What are you trying to achieve?
As part of the annual plan TEC9: Address knowledge gaps, we have implemented the paper Growing Wikipedia Across Languages via Recommendation and want to take the implementation to production. We want to generate article recommendations for creation and make these recommendations available via a REST API.
What does the implementation look like?
The implementation repository contains a set of scripts (with instructions on how to run them) that generate article recommendations for a given language pair in TSV format. Development and testing of these scripts were done using pyspark in stat1007. Here you can learn more about how it works.
How does the production pipeline work?
Please see the diagram below.
What are you going to do with the TSV files?

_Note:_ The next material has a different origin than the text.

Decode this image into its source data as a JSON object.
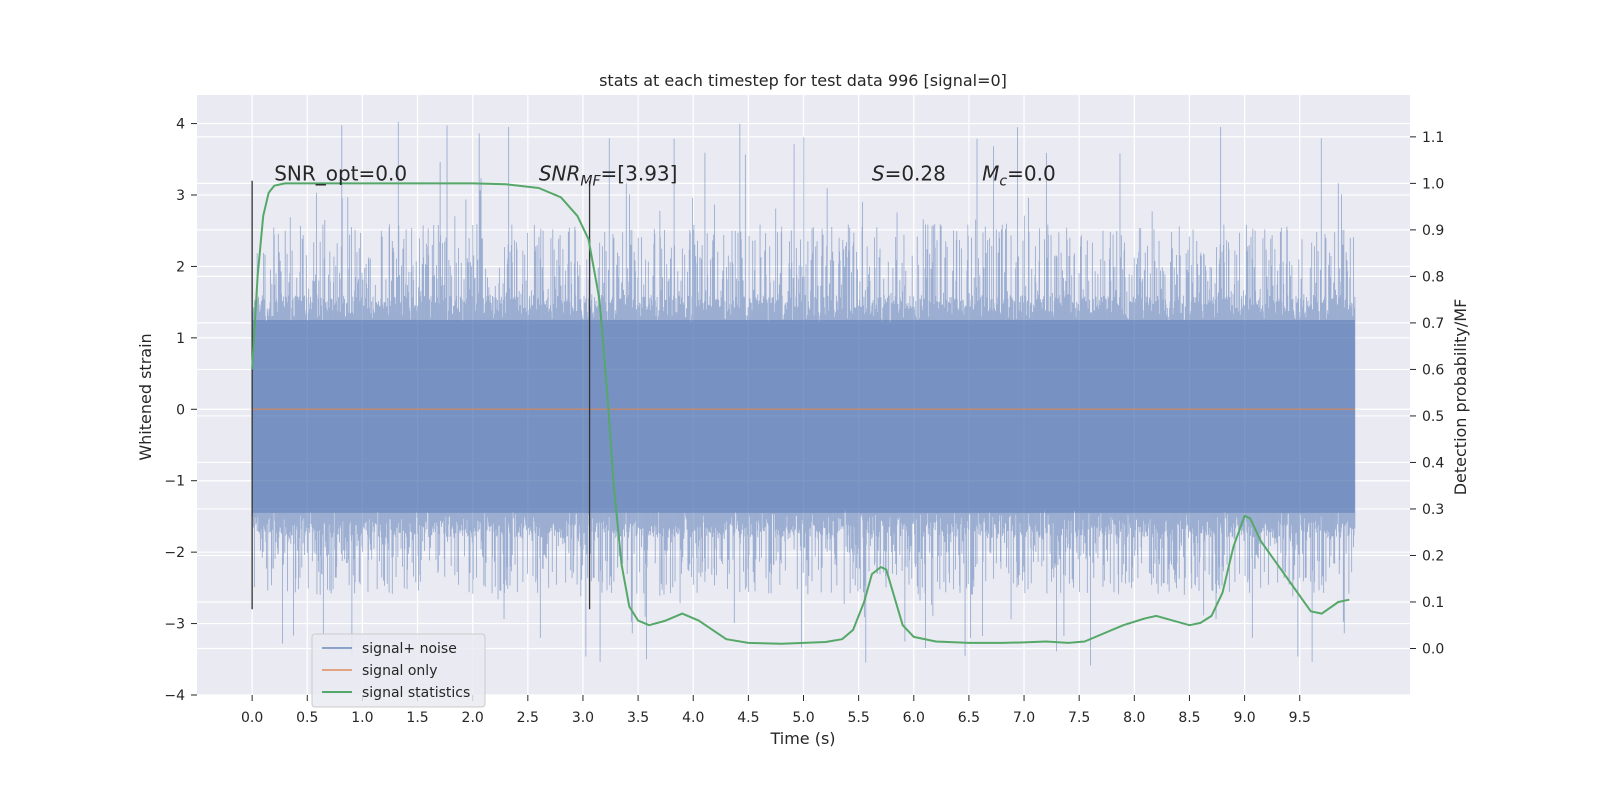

We want to import these TSV files into MySQL and expose the data using the REST API. These TSV files can range anywhere from a few megabytes to about 200 MB per language pair. When there are fewer overlapping articles between the language editions of Wikipedias, the file size gets bigger.
Tell me more about the MySQL database and the REST API that's using it
How are database tables created?
We have a repository that creates the database tables and imports data into the database. We want to create an Oozie job to automate these processes.
How is data going to be imported?
Via an Oozie job that imports TSV files from HDFS into MySQL. We'll be working with Analytics to create an extensible solution that works with not only MySQL, but other storage systems, although in this setup we only need to support MySQL. Other storage backends maybe needed in the future.
How are article normalized scores updated?
In order to generate new set of recommendations, we need to have access to fresh Wikidata dumps. Once we generate new recommendations, we'll import those into MySQL into versioned tables which are postfixed with a date. We also have canonical views that point to one of these versions of the tables. These views are being used by the REST API.
Creating versioned tables as opposed to having one table with versioned rows allows us to save space because the data version will only be in the table name and not in each row of the data. Another upside is that we can easily drop old versions of the data without locking up the database. Backing up specific versions of the recommendation is also easier this way.
Once the new data is in the database, we'll monitor its usage and pay attention to any issues it may have. If no problems are found, we can drop older versions of the tables and only keep the new data. In case of errors, we can easily point the views to an older version of the data, or directly point to these older tables in the REST API configuration.
These tasks will be part of the deploy repository and will be automated.
How are you going to generate data in the Analytics cluster?
We want to watch for new Wikidata dumps and generate new recommendations every quarter (tentatively). We'll adapt the implementation repository to work in the cluster and automate the process.